Fundamental frequence of violin string

[yellowmanjuu]

Two identical violin strings, when in tune and stretched with the same tension, have a fundamental frequency of 440.0 Hz. One of the strings is retuned by adjusting its tension. When this is done, 1.5 beats per second are heard when both strings are plucked simultaneously.

-What is the highest possible fundamental frequency of the retuned string?
-By what fractional amount was the string tension changed if it was increased?

 

[jbot2222]

Two identical violin strings, when in tune and stretched with the same tension, have a fundamental frequency of 440.0 Hz. One of the strings is retuned by adjusting its tension. When this is done, 1.5 beats per second are heard when both strings are plucked simultaneously.

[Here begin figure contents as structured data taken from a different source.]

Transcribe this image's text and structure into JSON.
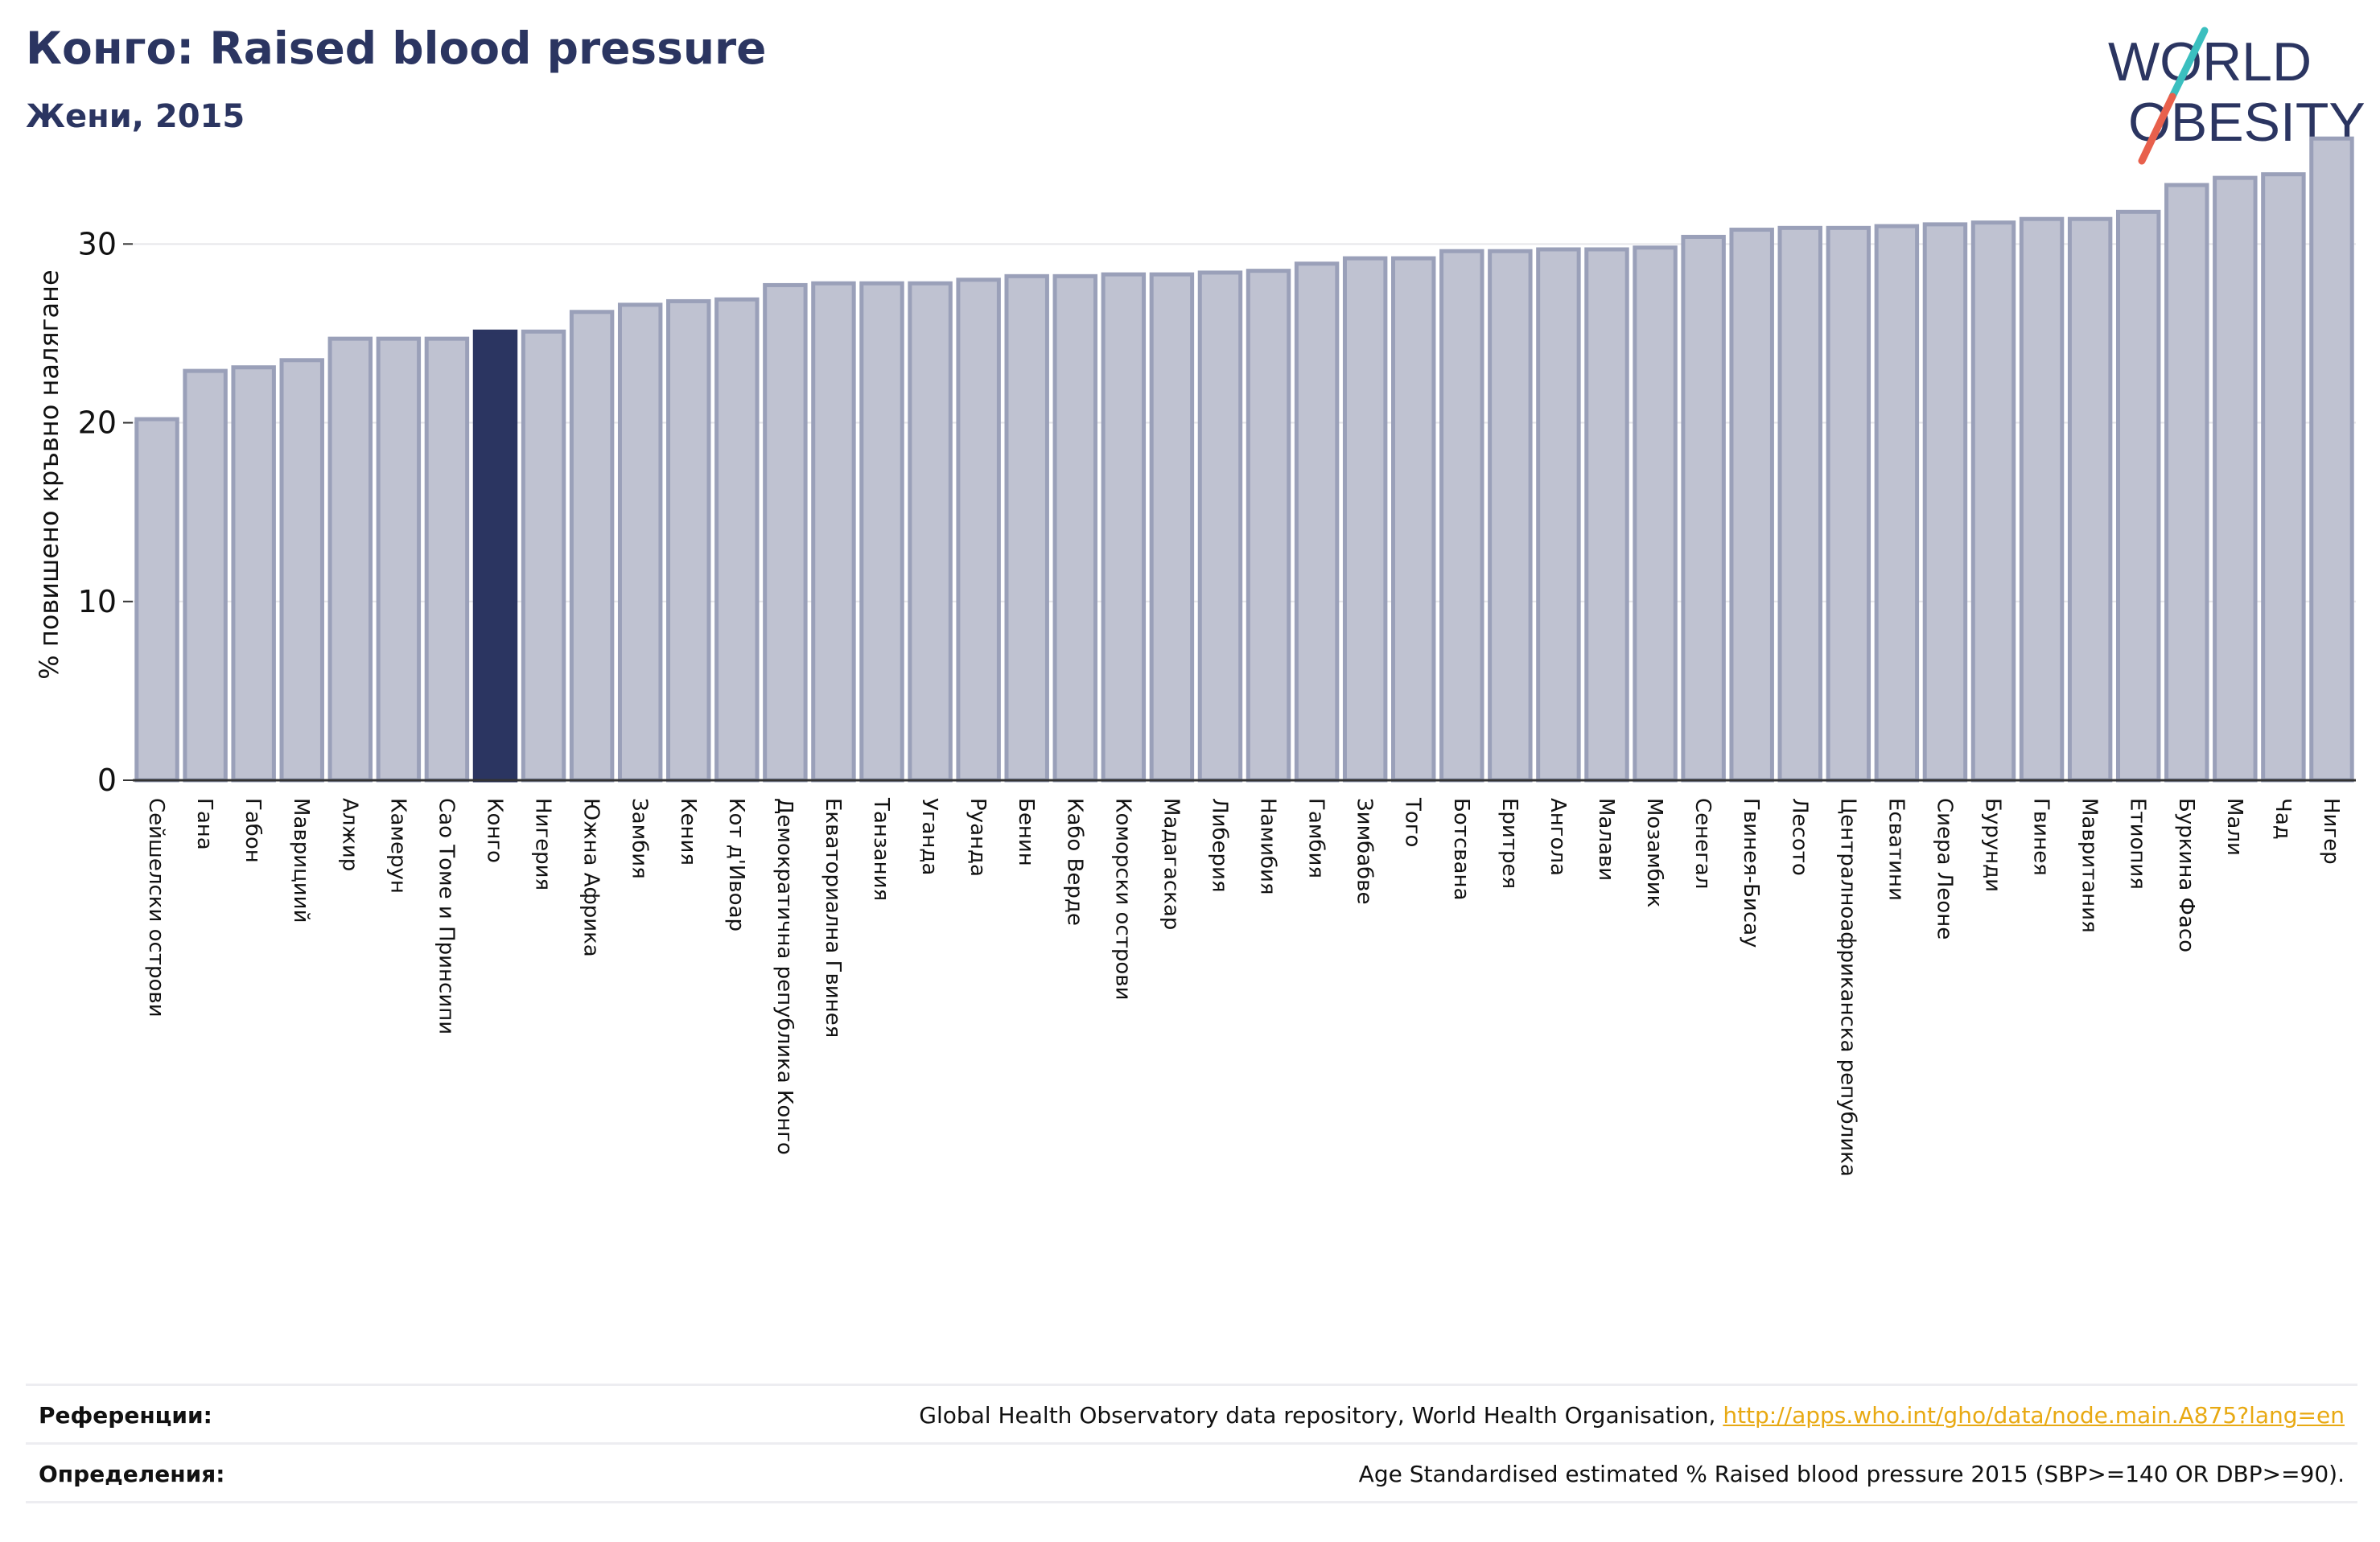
{
  "header": {
    "title": "Конго: Raised blood pressure",
    "subtitle": "Жени, 2015"
  },
  "logo": {
    "line1": "WORLD",
    "line2": "OBESITY",
    "text_color": "#2b3561",
    "slash_top_color": "#3bbfbf",
    "slash_bottom_color": "#e8604c"
  },
  "chart_data": {
    "type": "bar",
    "ylabel": "% повишено кръвно налягане",
    "ylim": [
      0,
      36
    ],
    "yticks": [
      0,
      10,
      20,
      30
    ],
    "grid": true,
    "highlight": "Конго",
    "colors": {
      "bar": "#bfc2d1",
      "bar_edge": "#9aa0b9",
      "highlight": "#2b3561"
    },
    "categories": [
      "Сейшелски острови",
      "Гана",
      "Габон",
      "Маврициий",
      "Алжир",
      "Камерун",
      "Сао Томе и Принсипи",
      "Конго",
      "Нигерия",
      "Южна Африка",
      "Замбия",
      "Кения",
      "Кот д'Ивоар",
      "Демократична република Конго",
      "Екваториална Гвинея",
      "Танзания",
      "Уганда",
      "Руанда",
      "Бенин",
      "Кабо Верде",
      "Коморски острови",
      "Мадагаскар",
      "Либерия",
      "Намибия",
      "Гамбия",
      "Зимбабве",
      "Того",
      "Ботсвана",
      "Еритрея",
      "Ангола",
      "Малави",
      "Мозамбик",
      "Сенегал",
      "Гвинея-Бисау",
      "Лесото",
      "Централноафриканска република",
      "Есватини",
      "Сиера Леоне",
      "Бурунди",
      "Гвинея",
      "Мавритания",
      "Етиопия",
      "Буркина Фасо",
      "Мали",
      "Чад",
      "Нигер"
    ],
    "values": [
      20.2,
      22.9,
      23.1,
      23.5,
      24.7,
      24.7,
      24.7,
      25.1,
      25.1,
      26.2,
      26.6,
      26.8,
      26.9,
      27.7,
      27.8,
      27.8,
      27.8,
      28.0,
      28.2,
      28.2,
      28.3,
      28.3,
      28.4,
      28.5,
      28.9,
      29.2,
      29.2,
      29.6,
      29.6,
      29.7,
      29.7,
      29.8,
      30.4,
      30.8,
      30.9,
      30.9,
      31.0,
      31.1,
      31.2,
      31.4,
      31.4,
      31.8,
      33.3,
      33.7,
      33.9,
      35.9
    ]
  },
  "references": {
    "refs_label": "Референции:",
    "refs_text": "Global Health Observatory data repository, World Health Organisation, ",
    "refs_link": "http://apps.who.int/gho/data/node.main.A875?lang=en",
    "defs_label": "Определения:",
    "defs_text": "Age Standardised estimated % Raised blood pressure 2015 (SBP>=140 OR DBP>=90)."
  }
}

-What is the highest possible fundamental frequency of the retuned string?
-By what fractional amount was the string tension changed if it was increased?

A. 441.5 Hz

not sure bout B

 

[wais]

The highest possible fundamental frequency of the retuned string can be calculated by finding the difference in frequency between the two strings, which is 1.5 beats per second. Since one beat per second corresponds to a difference of one Hz, the difference between the two strings is 1.5 Hz. Therefore, the highest possible fundamental frequency of the retuned string would be 440.0 Hz + 1.5 Hz = 441.5 Hz.

To determine the fractional amount by which the string tension was changed, we can use the formula for the fundamental frequency of a string, which is f=1/2L * √(T/μ), where L is the length of the string, T is the tension, and μ is the linear mass density. Since the length and linear mass density of the string remain constant, we can set up a proportion to find the change in tension:

440.0 Hz / 1.5 Hz = √(T1 / T2)

Solving for T2, we get T2 = (440.0 Hz / 1.5 Hz)^2 * T1 = 116,266.67 * T1

This means that the tension of the retuned string was increased by a factor of 116,266.67 or by approximately 116,267 times the original tension. This is a very small change in tension, indicating that the retuning was done very precisely.